События в приходе шли своим чередом. Стало слышно, что отец Сергий в очередной раз прогневался на певчих и выгнал их. Теперь срочно собирают новый хор. Крёстная Людмила Борисовна уже давно настойчиво подталкивала Машу к клиросу, но та упрямо сопротивлялась, видя в клиросе то самое «огороженное место, вроде палисадника» из своего сна, откуда ей не убежать от своего преследователя. Вон он какой, вообще без тормозов. Но обстоятельства складывались сами собой, независимо от её намерений. В душе она очень переживала за мужа, который вопреки всякой логике (правоверный мусульманин в мусульманской стране) снился ей пьяным, погибающим от пьянства со словами: «Кольцо снял, а душу утопил в вине». А тут в храме начали петь по воскресеньям акафист перед иконой «Неупиваемая чаша», и регент любительского хора Ирина несколько раз настойчиво предлагала ей петь альтом.
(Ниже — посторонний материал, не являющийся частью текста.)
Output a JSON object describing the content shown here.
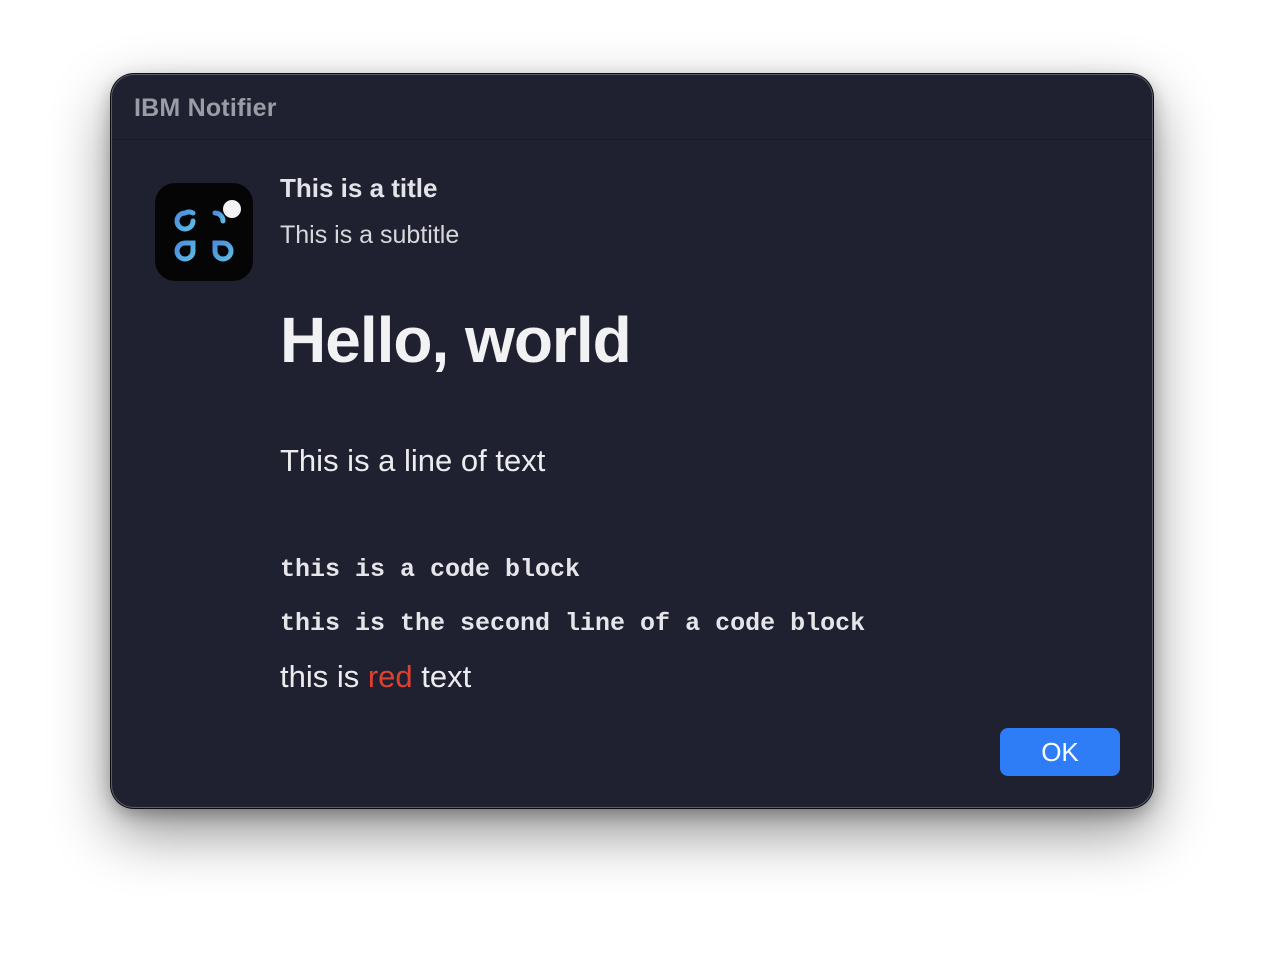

Да и отец Сергий благословил, сказав только: «Певец должен чувствовать себя раскованно, а она такая… застенчивая». Она согласилась. Саша со своим неизменным другом Алёшей тут же нарисовались рядом. Но вопреки её опасениям и согласно логике сна Саша повёл себя очень осторожно.
Ночью, накануне того дня, когда ей предстояло впервые вступить на клирос, она вдруг проснулась от страшного звука – нечеловеческого воя. Кровь похолодела в жилах, ибо она, без размышлений, сразу узнала, кому принадлежит этот голос… Итак, враг не хочет, чтобы она шла на клирос. Значит, надо выполнять благословение!
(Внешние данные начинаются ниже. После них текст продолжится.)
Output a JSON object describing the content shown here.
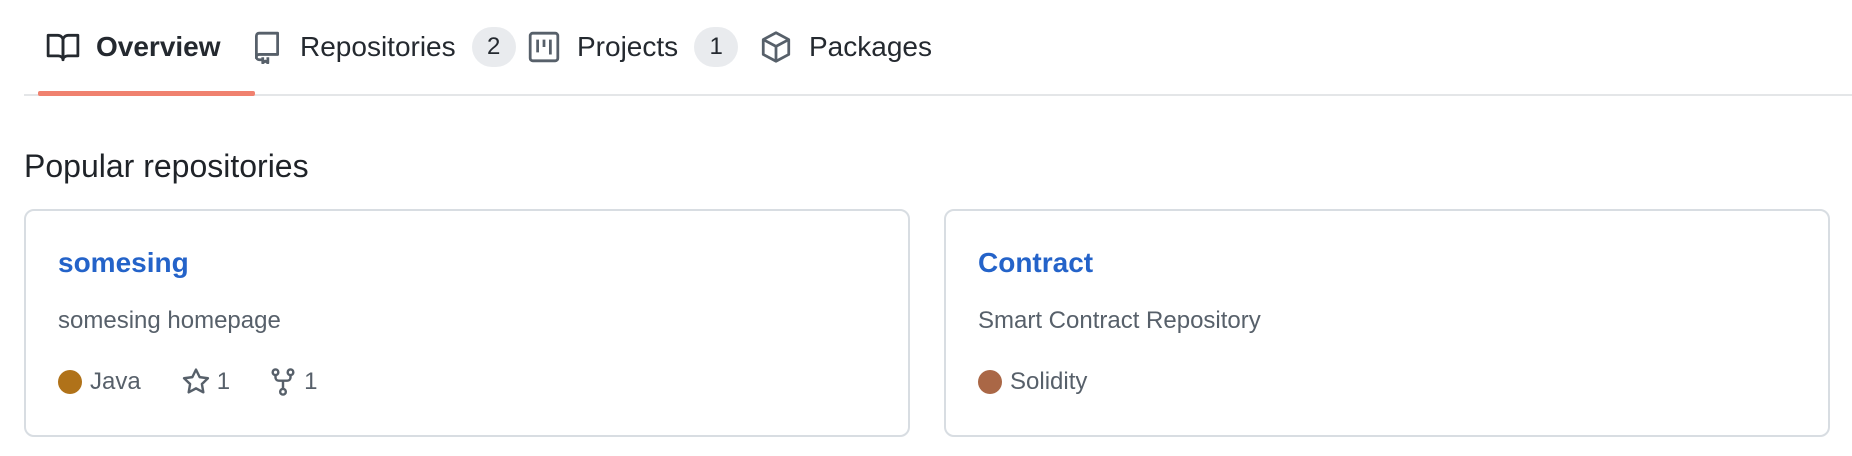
{
  "tabs": [
    {
      "label": "Overview",
      "icon": "book-icon",
      "active": true
    },
    {
      "label": "Repositories",
      "icon": "repo-icon",
      "count": "2"
    },
    {
      "label": "Projects",
      "icon": "project-icon",
      "count": "1"
    },
    {
      "label": "Packages",
      "icon": "package-icon"
    }
  ],
  "section": {
    "title": "Popular repositories"
  },
  "repos": [
    {
      "name": "somesing",
      "description": "somesing homepage",
      "language": "Java",
      "language_color": "#b07219",
      "stars": "1",
      "forks": "1"
    },
    {
      "name": "Contract",
      "description": "Smart Contract Repository",
      "language": "Solidity",
      "language_color": "#AA6746"
    }
  ],
  "colors": {
    "accent_underline": "#f0816f",
    "link": "#2463c9",
    "counter_bg": "#e9ebee"
  }
}
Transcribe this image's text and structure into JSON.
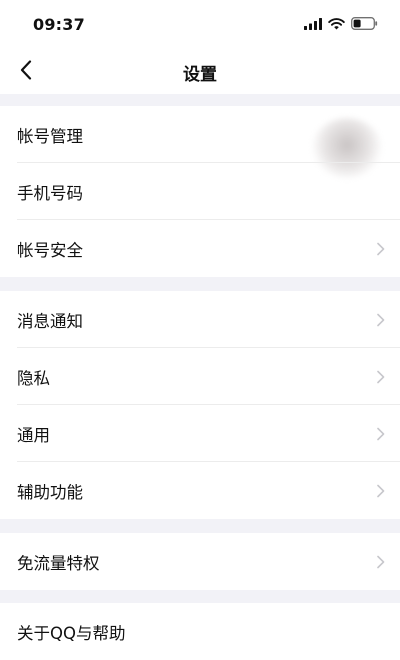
{
  "status": {
    "time": "09:37"
  },
  "nav": {
    "title": "设置"
  },
  "groups": [
    {
      "items": [
        {
          "label": "帐号管理",
          "chevron": false
        },
        {
          "label": "手机号码",
          "chevron": false
        },
        {
          "label": "帐号安全",
          "chevron": true
        }
      ]
    },
    {
      "items": [
        {
          "label": "消息通知",
          "chevron": true
        },
        {
          "label": "隐私",
          "chevron": true
        },
        {
          "label": "通用",
          "chevron": true
        },
        {
          "label": "辅助功能",
          "chevron": true
        }
      ]
    },
    {
      "items": [
        {
          "label": "免流量特权",
          "chevron": true
        }
      ]
    },
    {
      "items": [
        {
          "label": "关于QQ与帮助",
          "chevron": false
        }
      ]
    }
  ],
  "colors": {
    "background": "#f2f2f7",
    "cell": "#ffffff",
    "chevron": "#c7c7cc",
    "text": "#111111"
  }
}
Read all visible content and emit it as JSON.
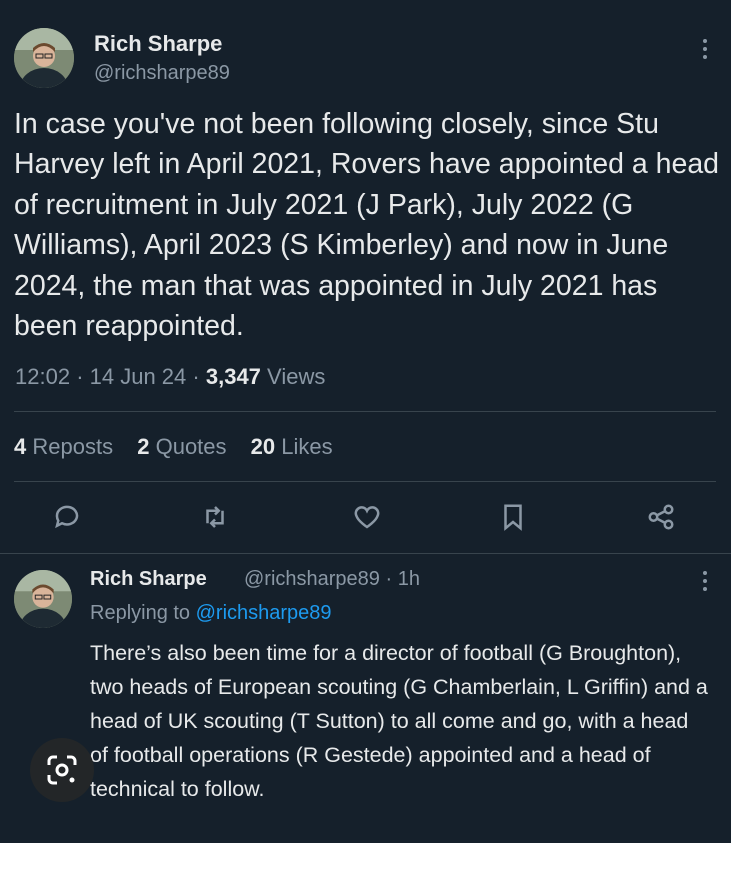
{
  "tweet": {
    "author_name": "Rich Sharpe",
    "author_handle": "@richsharpe89",
    "text": "In case you've not been following closely, since Stu Harvey left in April 2021, Rovers have appointed a head of recruitment in July 2021 (J Park), July 2022 (G Williams), April 2023 (S Kimberley) and now in June 2024, the man that was appointed in July 2021 has been reappointed.",
    "time": "12:02",
    "date": "14 Jun 24",
    "views_count": "3,347",
    "views_label": "Views",
    "reposts_count": "4",
    "reposts_label": "Reposts",
    "quotes_count": "2",
    "quotes_label": "Quotes",
    "likes_count": "20",
    "likes_label": "Likes"
  },
  "actions": {
    "icons": [
      "reply-icon",
      "repost-icon",
      "like-icon",
      "bookmark-icon",
      "share-icon"
    ]
  },
  "reply": {
    "author_name": "Rich Sharpe",
    "author_handle": "@richsharpe89",
    "age": "1h",
    "replying_prefix": "Replying to",
    "replying_to": "@richsharpe89",
    "text": "There’s also been time for a director of football (G Broughton), two heads of European scouting (G Chamberlain, L Griffin) and a head of UK scouting (T Sutton) to all come and go, with a head of football operations (R Gestede) appointed and a head of technical to follow."
  },
  "overlay": {
    "icon": "lens-search-icon"
  },
  "colors": {
    "background": "#15202b",
    "text": "#e7e9ea",
    "muted": "#8b98a5",
    "link": "#1d9bf0",
    "divider": "#38444d"
  }
}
Первый раз она пела Литургию. Голоса певчих легко и свободно уносились под купол храма. Регент Ирина хотела, чтобы Маша пела вторым голосом, так как вторых голосов не хватало, но иногда разрешала ей петь и свойственным ей от природы высоким голосом… Точно так же, как она умела отличить Сашин голос от других голосов, так и он, прислуживая в алтаре, услышал её голос с клироса. В начале херувимской отворилась боковая дверь, Саша в облачении алтарника проскользнул на клирос и стал с нею рядом.
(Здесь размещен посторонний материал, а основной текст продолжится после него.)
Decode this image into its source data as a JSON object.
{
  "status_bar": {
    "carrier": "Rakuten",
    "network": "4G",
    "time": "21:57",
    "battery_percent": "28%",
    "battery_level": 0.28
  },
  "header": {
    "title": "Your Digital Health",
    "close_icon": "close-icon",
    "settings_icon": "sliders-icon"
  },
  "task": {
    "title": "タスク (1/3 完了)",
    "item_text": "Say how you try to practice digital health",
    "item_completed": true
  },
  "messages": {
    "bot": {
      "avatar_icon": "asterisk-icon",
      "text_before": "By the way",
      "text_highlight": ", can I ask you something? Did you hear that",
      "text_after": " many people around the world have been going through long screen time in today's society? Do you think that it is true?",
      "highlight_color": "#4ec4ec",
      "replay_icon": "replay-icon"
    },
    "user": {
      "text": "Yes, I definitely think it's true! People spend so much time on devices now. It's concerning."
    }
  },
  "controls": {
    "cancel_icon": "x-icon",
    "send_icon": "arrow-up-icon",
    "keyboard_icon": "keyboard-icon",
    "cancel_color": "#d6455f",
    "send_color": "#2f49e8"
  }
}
Но на клиросе ей не нравилось: веселье, разговоры, а ведь она привыкла молиться всю службу и уже жить без этой молитвы не могла. Но какая молитва, когда тут постоянно дым коромыслом – и в основном по вине Саши. Он пел ещё и в профессиональном хоре, (который отец Сергий к тому времени простил и вернул на место, но несколько служб в неделю оставил для любительского хора) и переносил с собой царившую там атмосферу.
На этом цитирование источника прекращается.